Living with someone diagnosed with dissociative identity disorder can be pretty challenging. Aside from the odd behavior, you won’t feel completely safe around your loved one, and that’s the truth. No one can tell what’s going on in your loved one’s mind and that makes the person completely unpredictable.
However, if this special someone is indispensable in your life, then you cannot just get away or ignore the person forever. It is your duty to help him or her cope with that condition. With this, you should learn how to deal and live with your loved one.
Below are some tips on how to do it while keeping your sanity intact:
Gain An Understanding of Dissociative Identity Disorder.
Being knowledgeable about Dissociative Identity Disorder is your best weapon in dealing with it. You need to understand everything about the condition. By learning how DID progresses, you will know what to do when an “episode” takes place, and how to avoid adverse outcomes.
Details about this condition are obtainable through the internet, mental health books of the latest editions, and a psychiatrist, upon consultation.
Provide Reassurance To Your Loved One That Even With His DID, You Will Still Love And Accept Him.
Assuring your loved one that you are by his or her side no matter what will make the person feel secure. It can’t be helped that people with DID would get some bad treatment from other people. The stigma is disheartening. This situation will make your loved one feel insecure and even unworthy.
If this thought comes in often, it can trigger or even further deepen the development of the condition. But doing otherwise, it will help the person stabilize his or her emotions.
Talk Openly With Your Partner/Spouse.
Communication always helps, especially for people with DID. However, during your conversation, you need to be careful and yet honest at the same time. Be sure that your loved one will receive the message well by using non-offensive words so that it won’t trigger a shift in identities.
In short, you need to be respectful to your partner or spouse, and his alter egos to avoid complications. Choose your words well and think first before you say something. Your words and actions can have an impact on him and “them.”
Connect With All The “Personalities.”
Get to know the person not just from the outside, but the “multiple insides” as well. It will also help you ascertain how you can treat them without tripping into factors that can trigger an adverse effect.
Be Ready For Irregularities.
One characteristic of people with DID is that they can be very inconsistent. In such case, you need to be ready for it. Take note of everything the patient tells you and be observant.
Talk About Fun Or Love-Filled Memories.
During your talks, you can casually mention those fun and loving memories together. This act will lighten your loved one’s mood since remembering something good can always bring an incredible feeling. It will help your loved one feel sheltered and at ease.
Be Careful About Physical Touch.
Physical abuse is one of the standard causes of DID. That is why it is not a wonder if people with the said disorder find themselves uncomfortable with physical touch or contact. Note on this and be very careful. Know your loved one’s view on being touched. If he or she finds it troubling, then respect your loved one’s feelings.

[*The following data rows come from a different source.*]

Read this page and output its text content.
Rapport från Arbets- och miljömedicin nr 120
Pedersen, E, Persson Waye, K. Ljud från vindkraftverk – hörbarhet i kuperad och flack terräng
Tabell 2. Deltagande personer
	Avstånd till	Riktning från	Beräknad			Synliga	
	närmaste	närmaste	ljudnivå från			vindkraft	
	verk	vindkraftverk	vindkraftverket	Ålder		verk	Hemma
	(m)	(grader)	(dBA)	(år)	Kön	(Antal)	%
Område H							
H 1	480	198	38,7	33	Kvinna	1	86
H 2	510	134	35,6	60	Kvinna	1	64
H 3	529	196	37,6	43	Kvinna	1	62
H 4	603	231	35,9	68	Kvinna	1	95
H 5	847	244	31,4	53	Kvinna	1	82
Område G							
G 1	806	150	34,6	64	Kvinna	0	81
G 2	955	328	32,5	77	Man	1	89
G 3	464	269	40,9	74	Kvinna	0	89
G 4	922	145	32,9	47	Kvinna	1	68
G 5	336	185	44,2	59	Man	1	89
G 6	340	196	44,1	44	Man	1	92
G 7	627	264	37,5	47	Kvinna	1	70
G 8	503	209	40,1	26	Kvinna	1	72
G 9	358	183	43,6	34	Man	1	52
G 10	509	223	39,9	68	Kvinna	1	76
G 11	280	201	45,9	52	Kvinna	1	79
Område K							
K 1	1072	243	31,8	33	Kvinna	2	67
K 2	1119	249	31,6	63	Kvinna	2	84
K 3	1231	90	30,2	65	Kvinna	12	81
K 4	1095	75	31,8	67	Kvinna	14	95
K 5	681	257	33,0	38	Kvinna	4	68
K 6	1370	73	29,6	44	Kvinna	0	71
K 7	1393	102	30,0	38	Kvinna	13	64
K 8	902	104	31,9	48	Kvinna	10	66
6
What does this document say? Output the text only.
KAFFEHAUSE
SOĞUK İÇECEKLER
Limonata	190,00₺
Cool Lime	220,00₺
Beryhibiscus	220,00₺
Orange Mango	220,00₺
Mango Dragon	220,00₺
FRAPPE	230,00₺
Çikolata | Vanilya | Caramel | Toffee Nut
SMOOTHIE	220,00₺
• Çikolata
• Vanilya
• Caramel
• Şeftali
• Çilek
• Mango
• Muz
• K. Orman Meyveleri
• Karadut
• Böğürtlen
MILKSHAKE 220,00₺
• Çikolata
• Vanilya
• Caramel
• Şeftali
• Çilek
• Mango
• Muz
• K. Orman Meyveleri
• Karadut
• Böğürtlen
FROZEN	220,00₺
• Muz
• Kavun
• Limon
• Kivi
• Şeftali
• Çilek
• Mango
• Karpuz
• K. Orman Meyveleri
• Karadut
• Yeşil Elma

Patience Is A Virtue, Especially When It Comes To Sexual Intimacy.
If your partner or spouse has a DID, then know his or her views on sexual intimacy. If your loved one is not ready to be intimate or is uncomfortable with sex, you have to slow down. Be patient with him or her and don’t push it. Doing so can either trigger some negative or violent emotions or further deepen his or her trauma. This is true for people who experienced sexual abuse.
Have Fun With Your Partner.
Despite the condition, bear in mind that you love this person. Treat him or her the usual way and do things that you both enjoy doing together. It will ease the person’s mind off the condition and help your loved one feel alive again.
Here are some tips that you can use from therapists:
- Mara Hirschfeld, LMFT: “We can think of boundaries as a personal rulebook that informs others how to treat us, and specifically what is and isn’t OK.”
- Meredith Janson, MA, LPC: “It’s important to understand your partner’s reservations.”
- Mirel Goldstein, MS, MA, LPC: “I would recommend that couples share something vulnerable with each other each day because couples who stop being vulnerable and “play it safe” can find themselves feeling more and more distant from each other as time goes on and daily responsibilities compete with relationship needs.”
People with Dissociative Identity Disorder are difficult to handle. But if you are sincere with them and change up your approach according to personality, you will eventually get your loved one back.